Xavier didn’t lose last night because they didn’t try hard enough. This complaint, of course, comes from the fact that Marquette grabbed 19 offensive rebounds for a 44% rate and corralled nine of them in the final six minutes. All credit to the Golden Eagles, they were working hard. The only rebound that seemed to be specifically grounded in effort was one that hit the ground near Isaiah Walker. The ball didn’t hit the ground as hard as Walker’s head had earlier in the game, though, so he can probably be forgiven for looking dazed.
Ben Gold is going to grab this rebound. Which Xavier player here isn’t trying hard enough? The ball comes off the rim, hits a hand and bounces beyond the pursuing crowd and out to Gold. Xavier has four guys who have caught up to a fast break and are chasing it all the way to the rim. That’s actually part of the problem, but more on that later.
This is Marquette’s next offensive rebound. Who here isn’t trying hard enough? All four Xavier players get a seal, Borovicanin leaks out, and… the ball hits Pape N’Diaye and bounces out of bounds.
Here’s the next one. Ben Gold throws Filip Borovicanin out of the way and Borovicanin gets called for the foul. Bad call. Coach Pitino flips his lid, the ref literally shrugs, life goes on. Was this bad effort?
And finally, one that really encapsulates Xavier’s issue. This is classic overpursuit. Filip Borovicanin is walled up well against a driver who will ultimately miss this shot. Tre Carroll is not going to be able to block this shot, largely because he’d have to get over his own 6-9 teammate to do it, but he still tries. He leaves Royce Parham wide open. Malik Messina Moore is in defensive rotation and can’t get there in time.
This is not an effort issue, it’s an execution issue. That’s not Xavier players not wanting to win enough, it’s Xavier players wanting to win a lot and forgetting to do the simple things you have to do in order to win. Isaiah Walker missed a rebound because he has two men because All Wright chased, Pape N’Diaye missed another one that hit him in the chest. Jovan Milicevic missed one because his self-inflicted foul trouble meant he was focused on going straight up, not attacking the ball. Anthony Robinson simply cannot hang on to a basketball. None of those are effort issues, all of them are execution issues.

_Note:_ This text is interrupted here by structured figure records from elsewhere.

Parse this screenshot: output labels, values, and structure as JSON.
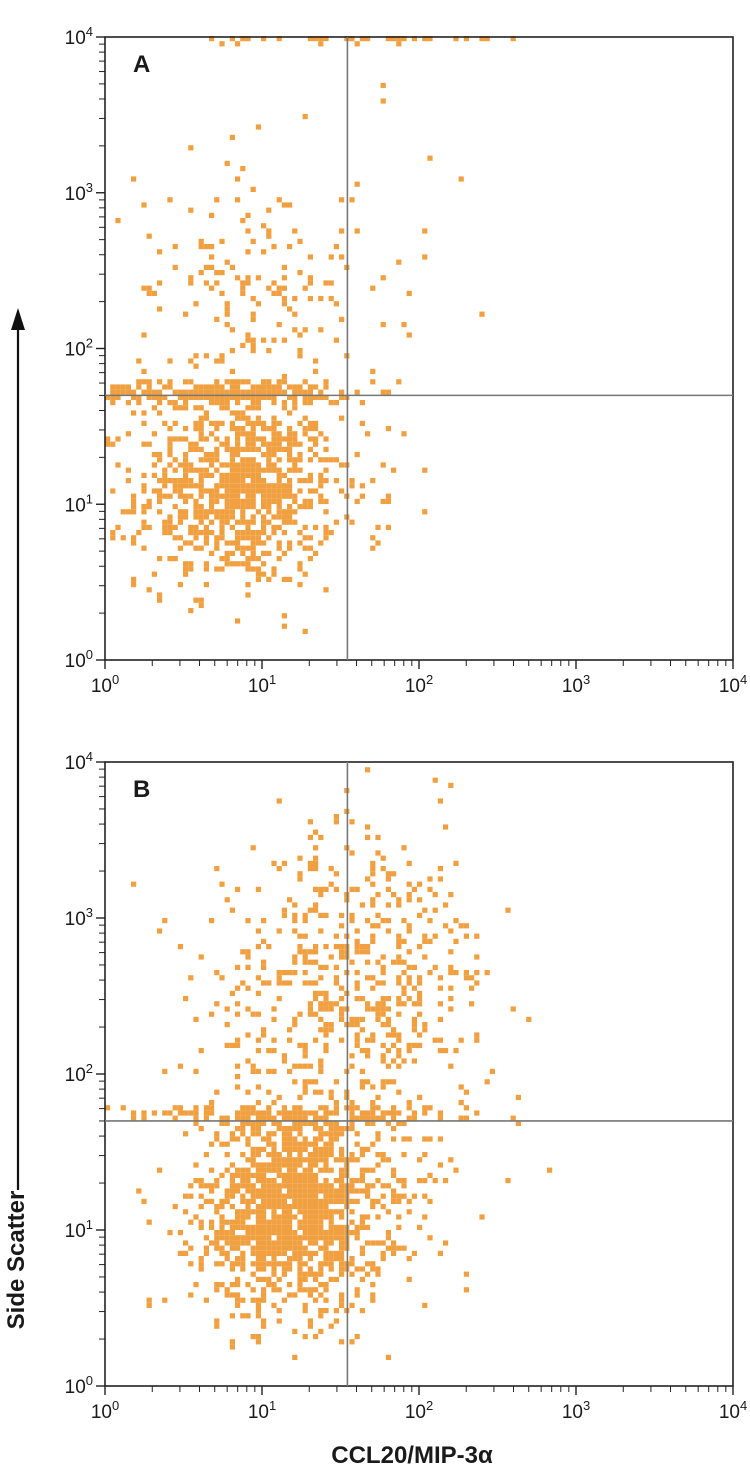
{
  "chart_data": [
    {
      "type": "scatter",
      "panel_label": "A",
      "x_scale": "log",
      "y_scale": "log",
      "xlim": [
        1,
        10000
      ],
      "ylim": [
        1,
        10000
      ],
      "x_ticks": [
        1,
        10,
        100,
        1000,
        10000
      ],
      "y_ticks": [
        1,
        10,
        100,
        1000,
        10000
      ],
      "gate_x": 35,
      "gate_y": 50,
      "marker_color": "#f0a040",
      "clusters": [
        {
          "cx": 7,
          "cy": 12,
          "sx": 0.32,
          "sy": 0.3,
          "n": 900
        },
        {
          "cx": 6,
          "cy": 52,
          "sx": 0.45,
          "sy": 0.04,
          "n": 300
        },
        {
          "cx": 8,
          "cy": 250,
          "sx": 0.35,
          "sy": 0.42,
          "n": 160
        },
        {
          "cx": 50,
          "cy": 200,
          "sx": 0.35,
          "sy": 0.55,
          "n": 25
        },
        {
          "cx": 50,
          "cy": 20,
          "sx": 0.3,
          "sy": 0.3,
          "n": 15
        },
        {
          "cx": 40,
          "cy": 9500,
          "sx": 0.55,
          "sy": 0.008,
          "n": 40
        }
      ]
    },
    {
      "type": "scatter",
      "panel_label": "B",
      "x_scale": "log",
      "y_scale": "log",
      "xlim": [
        1,
        10000
      ],
      "ylim": [
        1,
        10000
      ],
      "x_ticks": [
        1,
        10,
        100,
        1000,
        10000
      ],
      "y_ticks": [
        1,
        10,
        100,
        1000,
        10000
      ],
      "gate_x": 35,
      "gate_y": 50,
      "marker_color": "#f0a040",
      "clusters": [
        {
          "cx": 15,
          "cy": 13,
          "sx": 0.3,
          "sy": 0.32,
          "n": 1300
        },
        {
          "cx": 25,
          "cy": 300,
          "sx": 0.4,
          "sy": 0.45,
          "n": 350
        },
        {
          "cx": 60,
          "cy": 400,
          "sx": 0.35,
          "sy": 0.5,
          "n": 250
        },
        {
          "cx": 12,
          "cy": 55,
          "sx": 0.6,
          "sy": 0.03,
          "n": 150
        },
        {
          "cx": 80,
          "cy": 20,
          "sx": 0.35,
          "sy": 0.35,
          "n": 60
        }
      ]
    }
  ],
  "axes": {
    "xlabel": "CCL20/MIP-3α",
    "ylabel": "Side Scatter",
    "tick_mantissa": "10",
    "tick_exponents": [
      "0",
      "1",
      "2",
      "3",
      "4"
    ]
  }
}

Xavier isn’t losing games, and didn’t lose this one, because they aren’t trying hard enough. That’s rarely the reason a college team loses a game. It’s more than a little insulting to claim it is. Please, someone track down Roddie Anderson today and tell him his team lost because he didn’t try hard enough. Let Tre Carroll know that Twitter thinks the team they like would have won if he just cared enough to put forth a little effort. Frequently, teams lose games because they break down. That’s what happened to Xavier last night. They hustled, sometimes too much, they fought their way back into a game that they trailed by 13 with just over ten minutes to play.
At that point Xavier’s mathematical odds of winning were 6.4%. They came back to take the lead. Effort wasn’t the problem last night. Execution was. You can teach execution, you can’t teach the kind of guts to fight back into a game you have no business winning.